Outra frente de trabalho do governo mira aquele ninho de piratas do bolsonarismo que é o agronegócio, no momento o alfa e o ômega do PIB brasileiro. Dados do Censo de 2022 servem de epitáfio àquele Brasil desenvolvimentista da segunda metade do século XX. As metrópoles industriais deixaram de ser motores do crescimento; as cidades médias é que agora puxam nossos índices, e a maioria delas está no nosso continental cinturão agropecuário-extrativista. O setor manda e desmanda hoje em Brasília: mais de 300 dos 513 deputados são da bancada ruralista. Quem viu o Plano Safra, maior que o maior subsídio agrícola de Bolsonaro, entendeu o que quer o governo: trazer uma parte dos nossos cowboys do século XXI para a disciplina do jogo democrático desbolsonarizado.

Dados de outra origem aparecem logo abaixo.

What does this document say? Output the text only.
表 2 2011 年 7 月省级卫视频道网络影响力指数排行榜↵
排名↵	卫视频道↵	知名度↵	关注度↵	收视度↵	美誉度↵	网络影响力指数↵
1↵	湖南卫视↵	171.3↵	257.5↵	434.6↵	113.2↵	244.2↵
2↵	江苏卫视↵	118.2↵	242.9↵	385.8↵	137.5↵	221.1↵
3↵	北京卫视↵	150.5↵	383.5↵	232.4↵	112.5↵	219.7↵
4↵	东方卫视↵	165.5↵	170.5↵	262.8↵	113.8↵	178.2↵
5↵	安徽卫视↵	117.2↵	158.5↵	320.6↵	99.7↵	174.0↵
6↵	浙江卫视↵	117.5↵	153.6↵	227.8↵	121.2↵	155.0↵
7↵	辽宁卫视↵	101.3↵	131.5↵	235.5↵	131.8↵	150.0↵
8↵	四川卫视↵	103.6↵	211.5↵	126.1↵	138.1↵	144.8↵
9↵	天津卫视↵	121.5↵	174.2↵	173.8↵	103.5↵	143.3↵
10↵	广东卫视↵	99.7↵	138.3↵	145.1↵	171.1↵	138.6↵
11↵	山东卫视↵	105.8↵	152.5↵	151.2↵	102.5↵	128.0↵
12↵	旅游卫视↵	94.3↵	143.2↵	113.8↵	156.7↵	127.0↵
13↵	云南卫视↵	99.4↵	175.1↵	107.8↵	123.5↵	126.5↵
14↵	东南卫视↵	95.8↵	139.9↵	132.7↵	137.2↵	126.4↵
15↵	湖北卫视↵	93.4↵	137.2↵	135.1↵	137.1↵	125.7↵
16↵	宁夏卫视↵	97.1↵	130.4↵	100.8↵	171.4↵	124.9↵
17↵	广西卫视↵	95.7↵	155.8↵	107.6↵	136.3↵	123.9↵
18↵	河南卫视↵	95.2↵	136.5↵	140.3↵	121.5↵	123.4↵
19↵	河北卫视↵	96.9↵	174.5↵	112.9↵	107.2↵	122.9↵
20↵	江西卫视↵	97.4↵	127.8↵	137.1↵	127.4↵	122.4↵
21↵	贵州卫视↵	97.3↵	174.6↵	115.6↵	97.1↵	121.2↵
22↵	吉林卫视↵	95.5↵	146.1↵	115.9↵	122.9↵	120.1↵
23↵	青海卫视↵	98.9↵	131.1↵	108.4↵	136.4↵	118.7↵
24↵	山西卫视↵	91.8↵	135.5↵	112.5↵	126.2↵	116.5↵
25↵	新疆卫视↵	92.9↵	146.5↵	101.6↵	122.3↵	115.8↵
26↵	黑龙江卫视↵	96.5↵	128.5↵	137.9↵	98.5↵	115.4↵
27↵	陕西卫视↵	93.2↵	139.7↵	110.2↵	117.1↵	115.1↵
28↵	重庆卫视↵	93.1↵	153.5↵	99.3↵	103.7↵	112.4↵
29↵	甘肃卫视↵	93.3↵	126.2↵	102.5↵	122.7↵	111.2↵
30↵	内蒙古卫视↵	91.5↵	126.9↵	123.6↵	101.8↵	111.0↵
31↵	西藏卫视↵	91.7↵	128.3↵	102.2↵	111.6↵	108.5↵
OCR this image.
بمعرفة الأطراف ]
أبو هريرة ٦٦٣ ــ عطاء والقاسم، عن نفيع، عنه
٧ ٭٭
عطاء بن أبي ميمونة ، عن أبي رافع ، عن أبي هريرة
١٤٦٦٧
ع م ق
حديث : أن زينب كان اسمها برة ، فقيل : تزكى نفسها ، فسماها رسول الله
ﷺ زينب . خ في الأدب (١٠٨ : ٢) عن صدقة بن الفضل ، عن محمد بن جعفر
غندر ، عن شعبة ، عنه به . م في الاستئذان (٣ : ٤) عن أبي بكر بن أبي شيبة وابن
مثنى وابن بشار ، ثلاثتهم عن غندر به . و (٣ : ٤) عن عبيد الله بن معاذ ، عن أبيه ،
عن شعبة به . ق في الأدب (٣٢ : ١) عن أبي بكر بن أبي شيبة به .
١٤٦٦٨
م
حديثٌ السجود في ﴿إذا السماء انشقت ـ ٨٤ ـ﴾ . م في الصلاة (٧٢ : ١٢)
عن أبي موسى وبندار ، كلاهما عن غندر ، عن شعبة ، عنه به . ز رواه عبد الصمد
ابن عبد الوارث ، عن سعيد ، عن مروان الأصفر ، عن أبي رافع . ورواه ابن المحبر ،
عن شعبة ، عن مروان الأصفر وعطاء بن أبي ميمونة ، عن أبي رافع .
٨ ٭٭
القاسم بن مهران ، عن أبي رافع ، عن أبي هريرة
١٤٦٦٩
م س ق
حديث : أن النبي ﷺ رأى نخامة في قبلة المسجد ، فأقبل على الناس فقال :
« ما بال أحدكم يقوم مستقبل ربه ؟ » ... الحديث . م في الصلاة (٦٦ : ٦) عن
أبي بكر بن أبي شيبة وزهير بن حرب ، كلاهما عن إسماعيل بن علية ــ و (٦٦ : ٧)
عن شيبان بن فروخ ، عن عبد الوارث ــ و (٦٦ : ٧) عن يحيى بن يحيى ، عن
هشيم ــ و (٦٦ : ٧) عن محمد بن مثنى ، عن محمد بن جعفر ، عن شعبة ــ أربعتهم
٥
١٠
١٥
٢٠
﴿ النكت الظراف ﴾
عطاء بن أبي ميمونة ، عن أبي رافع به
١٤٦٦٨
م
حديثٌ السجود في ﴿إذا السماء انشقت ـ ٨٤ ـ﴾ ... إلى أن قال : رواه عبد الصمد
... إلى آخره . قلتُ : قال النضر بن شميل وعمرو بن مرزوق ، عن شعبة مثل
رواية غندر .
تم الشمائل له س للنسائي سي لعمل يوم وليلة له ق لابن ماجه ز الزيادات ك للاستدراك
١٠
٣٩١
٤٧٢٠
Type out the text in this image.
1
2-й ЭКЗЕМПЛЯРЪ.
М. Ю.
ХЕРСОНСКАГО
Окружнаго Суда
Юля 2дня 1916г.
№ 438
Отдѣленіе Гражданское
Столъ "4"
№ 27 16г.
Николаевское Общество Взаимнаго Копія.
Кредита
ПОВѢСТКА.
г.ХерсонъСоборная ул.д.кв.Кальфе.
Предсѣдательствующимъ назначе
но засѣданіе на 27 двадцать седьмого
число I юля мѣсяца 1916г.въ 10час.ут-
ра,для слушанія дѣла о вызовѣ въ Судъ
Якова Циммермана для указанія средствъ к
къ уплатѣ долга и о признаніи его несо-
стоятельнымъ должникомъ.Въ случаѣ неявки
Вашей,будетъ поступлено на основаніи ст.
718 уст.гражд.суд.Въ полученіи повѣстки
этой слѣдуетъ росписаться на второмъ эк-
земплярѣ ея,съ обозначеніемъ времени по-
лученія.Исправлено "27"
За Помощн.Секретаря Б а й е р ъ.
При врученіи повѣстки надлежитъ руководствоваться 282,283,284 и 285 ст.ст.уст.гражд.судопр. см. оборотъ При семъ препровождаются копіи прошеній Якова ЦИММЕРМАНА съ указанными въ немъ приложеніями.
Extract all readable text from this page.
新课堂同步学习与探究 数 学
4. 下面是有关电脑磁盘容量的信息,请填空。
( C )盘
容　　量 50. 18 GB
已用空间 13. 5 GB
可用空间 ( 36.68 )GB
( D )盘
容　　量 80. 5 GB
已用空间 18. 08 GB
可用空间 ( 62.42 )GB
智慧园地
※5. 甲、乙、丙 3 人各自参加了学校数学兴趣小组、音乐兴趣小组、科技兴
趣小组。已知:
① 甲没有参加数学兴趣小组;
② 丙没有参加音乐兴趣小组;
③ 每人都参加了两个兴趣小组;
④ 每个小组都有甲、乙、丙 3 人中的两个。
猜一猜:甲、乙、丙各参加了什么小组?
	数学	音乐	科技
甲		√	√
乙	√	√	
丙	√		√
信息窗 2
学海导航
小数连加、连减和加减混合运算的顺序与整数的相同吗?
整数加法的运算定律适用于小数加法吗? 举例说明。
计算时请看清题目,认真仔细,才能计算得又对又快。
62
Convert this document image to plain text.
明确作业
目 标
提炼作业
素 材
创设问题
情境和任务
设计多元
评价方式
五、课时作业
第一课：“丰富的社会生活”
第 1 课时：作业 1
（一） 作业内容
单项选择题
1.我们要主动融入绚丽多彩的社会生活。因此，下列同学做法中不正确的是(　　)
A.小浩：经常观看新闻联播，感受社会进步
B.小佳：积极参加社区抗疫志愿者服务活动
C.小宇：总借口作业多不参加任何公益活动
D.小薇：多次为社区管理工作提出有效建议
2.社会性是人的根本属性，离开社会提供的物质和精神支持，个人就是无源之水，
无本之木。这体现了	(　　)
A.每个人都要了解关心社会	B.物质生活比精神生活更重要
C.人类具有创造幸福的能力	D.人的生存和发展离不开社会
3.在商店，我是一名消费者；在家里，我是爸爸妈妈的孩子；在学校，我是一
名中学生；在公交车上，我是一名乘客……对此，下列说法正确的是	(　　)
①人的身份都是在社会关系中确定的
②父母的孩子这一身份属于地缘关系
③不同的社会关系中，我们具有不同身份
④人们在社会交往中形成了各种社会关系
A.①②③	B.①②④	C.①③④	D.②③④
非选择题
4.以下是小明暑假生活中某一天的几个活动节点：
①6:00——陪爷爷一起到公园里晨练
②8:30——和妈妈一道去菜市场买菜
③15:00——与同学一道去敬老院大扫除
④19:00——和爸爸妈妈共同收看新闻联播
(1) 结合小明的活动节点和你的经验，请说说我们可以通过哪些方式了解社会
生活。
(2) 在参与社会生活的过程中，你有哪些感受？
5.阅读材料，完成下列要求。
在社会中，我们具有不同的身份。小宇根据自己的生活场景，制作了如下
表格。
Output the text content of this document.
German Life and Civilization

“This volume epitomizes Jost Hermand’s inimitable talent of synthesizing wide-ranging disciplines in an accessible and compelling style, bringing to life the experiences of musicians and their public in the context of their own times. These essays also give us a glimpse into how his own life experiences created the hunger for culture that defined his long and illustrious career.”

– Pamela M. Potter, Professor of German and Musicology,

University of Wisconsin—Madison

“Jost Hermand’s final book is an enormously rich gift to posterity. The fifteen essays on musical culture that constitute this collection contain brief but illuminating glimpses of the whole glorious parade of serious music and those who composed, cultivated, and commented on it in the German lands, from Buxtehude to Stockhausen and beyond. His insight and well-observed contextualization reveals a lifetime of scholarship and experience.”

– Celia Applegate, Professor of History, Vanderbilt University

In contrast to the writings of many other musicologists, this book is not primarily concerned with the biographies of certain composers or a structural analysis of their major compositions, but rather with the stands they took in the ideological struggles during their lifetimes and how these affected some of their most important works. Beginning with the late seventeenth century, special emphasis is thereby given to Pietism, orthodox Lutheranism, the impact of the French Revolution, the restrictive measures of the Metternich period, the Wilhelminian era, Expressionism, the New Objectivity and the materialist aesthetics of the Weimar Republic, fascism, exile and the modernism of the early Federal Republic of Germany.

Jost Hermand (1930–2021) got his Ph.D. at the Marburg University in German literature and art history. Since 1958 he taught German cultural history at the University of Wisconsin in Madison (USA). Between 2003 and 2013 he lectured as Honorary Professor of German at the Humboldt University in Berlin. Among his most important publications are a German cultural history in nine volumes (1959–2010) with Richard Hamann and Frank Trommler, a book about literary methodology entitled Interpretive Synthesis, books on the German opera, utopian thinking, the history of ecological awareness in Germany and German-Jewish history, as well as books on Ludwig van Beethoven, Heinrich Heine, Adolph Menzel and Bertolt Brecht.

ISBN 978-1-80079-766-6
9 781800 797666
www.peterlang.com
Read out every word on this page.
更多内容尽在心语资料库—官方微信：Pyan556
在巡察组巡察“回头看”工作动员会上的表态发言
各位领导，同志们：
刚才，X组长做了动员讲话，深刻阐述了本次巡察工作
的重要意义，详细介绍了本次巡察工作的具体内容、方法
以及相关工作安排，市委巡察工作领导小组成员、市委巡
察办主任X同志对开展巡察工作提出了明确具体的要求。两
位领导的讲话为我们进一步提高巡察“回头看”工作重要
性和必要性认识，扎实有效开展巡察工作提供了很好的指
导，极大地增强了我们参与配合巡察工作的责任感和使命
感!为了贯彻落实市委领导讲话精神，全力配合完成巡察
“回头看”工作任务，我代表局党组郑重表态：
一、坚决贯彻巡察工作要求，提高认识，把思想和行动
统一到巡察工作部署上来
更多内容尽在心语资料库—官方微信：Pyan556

Tudo dando certo, o cenário é promissor. O Brasil cumpriria um importante papel de vanguarda no combate ao extremismo político de direita.

Hubble 39, Manoel Veiga

Ainda mais importante, porém, é notar que esse sucesso também pode cobrar seu preço. Com a adesão dos partidos reacionários e do agronegócio ao governo, a oposição não desaparecerá; ao contrário, atuará de dentro do seu novo corpo para atingir seus velhos fins. Um deles pode ser até a construção de um candidato reacionário despido da bestialogia bolsonarista e palatável para a direita “que sabe usar os talheres”. Um alerta feito pelo próprio ministro Fernando Haddad em entrevista recente à Folha de S. Paulo.

Há ainda outro risco, mais conceitual porém não menor. A ênfase na desbolsonarização pode levar o atual governo a se contentar com uma defesa formalista e mecânica da coalizão democrática como um fim em si mesmo, esvaziando a democracia de conteúdo social e energia transformadora e chegando ao final do primeiro mandato sendo mais uma vez obrigado a mobilizar um sentimento anti-bolsonarista para dar continuidade ao seu trabalho. Se, na prática, a desbolsonarização estreitar as opções políticas para a justiça social, a livre escolha do voto, como diz Jacques Rancière, tende a se tornar uma “ausência total de escolhas”.